Niebler: Das kann ich mir nicht vorstellen. Auch Frau Aigner wird das in keiner Weise bestätigen. Erklären Sie mir doch mal, weshalb unsere oberbayerische Bezirksvorsitzende dagegen sein sollte, dass aus Oberbayern eine weitere Ministerin berufen wird?

Kann es nicht sein, dass die Netzwerke von Frauen nicht so funktionieren wie die Seilschaften unter Männern?

Niebler: Ich weiß nicht, wer das Ganze gestreut hat. Tatsache ist, beide Frauen sind in der Frauen-Union und stimmen sich ab. Frau Aigner ist neue Bezirksvorsitzende geworden und hat Frau Haderthauer als ihre Stellvertreterin vorgeschlagen.

Grundsätzlich muss es Sie doch auf die Barrikaden bringen, wenn eine Frau quasi als sicher gehandelt und dann wieder der Mann nach vorne geschickt wird.

Niebler: In der Politik muss man immer in Prozessen denken. Dann ist es halt nicht in der ersten Runde, dass eine Entscheidung als starkes Signal in Richtung Frauen interpretiert wird. Aber in der nächsten Runde wird es der Fall sein.

Sind Sie da nicht ein bisschen zu genügsam als Frauen-Unions-Vorsitzende?

Niebler: Seit ich Frauen-Unions-Vorsitzende bin, haben wir eine sehr positive Entwicklung unserer Mitgliederzahlen.

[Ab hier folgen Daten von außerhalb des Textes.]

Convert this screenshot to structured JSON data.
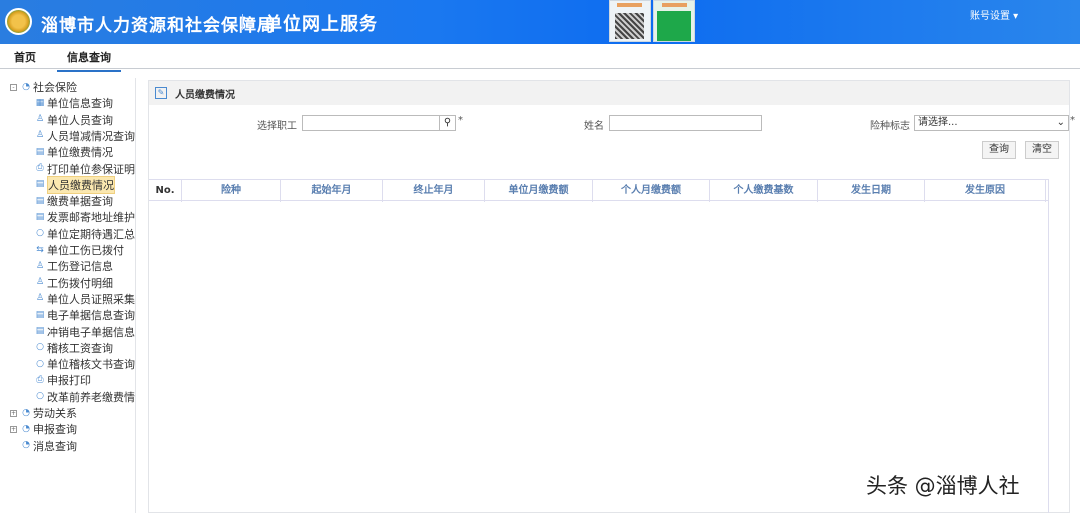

Ich kann nur feststellen, dass unser Standing in der Partei in den letzten Jahren extrem zugenommen hat. 43 Prozent Frauen sind im Parteivorstand. Das ist ein ganz anderes Klima.

Dann erklären Sie uns doch, warum die CSU eine gesetzliche Frauenquote in den Führungsetagen der deutschen Wirtschaft ablehnt. Nur ein Prozent Frauen sitzen bei den 100 stärksten Unternehmen in den Vorstandsetagen und Aufsichtsräten.

Niebler: Ich finde, dass eine Selbstverpflichtung in einer Partei wie der CSU eine andere Situation ist als in einem Unternehmen, wo dem Eigentümer kraft Gesetz verordnet wird, den Frauenanteil im Vorstand oder Aufsichtsrat um 40 Prozent bis zum Jahr soundso hochzuschrauben.

Aber die freiwillige Selbstverpflichtung der Wirtschaft gibt es seit rund zehn Jahren, und es hat sich nichts getan.

Niebler: Die Selbstverpflichtung der Wirtschaft hat nicht das gebracht, was man sich erwartet hat. Ich glaube aber, dass jetzt eine andere Dynamik unterwegs ist. Ich kann mir für die Aufsichtsräte der börsennotierten Unternehmen eine gesetzliche Vorgabe vorstellen. Aber da ist noch nicht das letzte Wort gesprochen.